Training on Multiple GPUs

https://d2l.ai/chapter_computational-performance/multiple-gpus.html

  1. Is there a reason why the loss is initialized with "reduction=‘none’ " and then in the train_batch() function the reduction is done by hand, calling loss(…).sum() ? Wouldn’t be the same to just initialize the loss with "reduction=‘sum’ " ? Maybe I am missing something here.

  2. shouldn’t torch.cuda.synchronize() be called also inside the train_batch() function, right before calling allreduce() ? That would ensure that all the GPU’s ended their backpropagations, otherwise we are not guaranteed that all gradients in all GPUs are already updated at the time of the reduction. (the same can be said about the mxnet version with npx.waitall() ).

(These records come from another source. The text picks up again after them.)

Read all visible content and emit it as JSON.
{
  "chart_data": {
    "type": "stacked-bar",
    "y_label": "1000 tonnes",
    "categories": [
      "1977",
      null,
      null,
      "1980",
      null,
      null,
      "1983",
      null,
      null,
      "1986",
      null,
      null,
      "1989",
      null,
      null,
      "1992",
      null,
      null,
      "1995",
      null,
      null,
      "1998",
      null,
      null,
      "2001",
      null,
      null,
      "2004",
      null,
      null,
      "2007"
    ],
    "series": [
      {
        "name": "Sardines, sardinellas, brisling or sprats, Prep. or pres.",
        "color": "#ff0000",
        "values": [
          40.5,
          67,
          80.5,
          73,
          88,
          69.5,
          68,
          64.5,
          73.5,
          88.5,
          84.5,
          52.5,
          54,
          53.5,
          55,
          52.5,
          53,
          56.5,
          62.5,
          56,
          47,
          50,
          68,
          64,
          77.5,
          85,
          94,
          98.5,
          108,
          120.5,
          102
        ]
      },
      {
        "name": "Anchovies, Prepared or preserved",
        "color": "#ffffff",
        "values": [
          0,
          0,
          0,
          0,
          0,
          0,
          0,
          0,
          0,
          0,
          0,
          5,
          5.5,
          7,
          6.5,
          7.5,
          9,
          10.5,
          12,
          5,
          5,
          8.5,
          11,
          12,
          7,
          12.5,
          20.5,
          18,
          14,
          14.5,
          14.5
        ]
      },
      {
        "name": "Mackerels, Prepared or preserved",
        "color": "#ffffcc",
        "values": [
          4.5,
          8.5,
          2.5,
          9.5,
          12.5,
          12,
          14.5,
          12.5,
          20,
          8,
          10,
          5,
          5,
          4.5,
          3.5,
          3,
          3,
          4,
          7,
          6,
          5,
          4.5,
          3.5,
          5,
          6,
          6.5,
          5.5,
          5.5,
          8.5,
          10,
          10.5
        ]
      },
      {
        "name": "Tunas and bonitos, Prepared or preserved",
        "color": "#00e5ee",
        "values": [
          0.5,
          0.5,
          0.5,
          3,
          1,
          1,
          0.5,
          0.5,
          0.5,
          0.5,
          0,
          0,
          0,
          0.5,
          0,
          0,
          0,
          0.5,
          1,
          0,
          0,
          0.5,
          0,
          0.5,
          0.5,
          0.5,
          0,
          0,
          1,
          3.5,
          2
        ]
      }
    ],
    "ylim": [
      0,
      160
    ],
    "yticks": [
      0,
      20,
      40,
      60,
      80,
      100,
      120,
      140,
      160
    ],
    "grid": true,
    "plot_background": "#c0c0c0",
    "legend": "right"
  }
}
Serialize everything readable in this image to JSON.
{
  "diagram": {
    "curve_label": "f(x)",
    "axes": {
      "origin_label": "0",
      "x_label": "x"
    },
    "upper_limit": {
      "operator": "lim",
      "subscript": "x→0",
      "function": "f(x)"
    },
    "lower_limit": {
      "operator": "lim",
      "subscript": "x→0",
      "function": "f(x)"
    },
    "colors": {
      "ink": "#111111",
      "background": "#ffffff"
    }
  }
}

Yeah exactly, I was also thinking about the 2nd one, that why we don’t call torch.cuda.synchronize(), right before calling allreduce(), and why we instead call after the whole train_batch function. Thank you for asking them too. Were you able to get an idea of why it was done this way?

About the second question, I think the transfer of data from one GPU into another inside the allreduce function cannot happen before backward() has finished on both the GPUs involved. Since we are accessing the gradients from a certain GPU for the transfer, the GPU has to be done with all current tasks before the access can happen. Hence, we don’t need to explicitly call torch.cuda.synchronize() before it.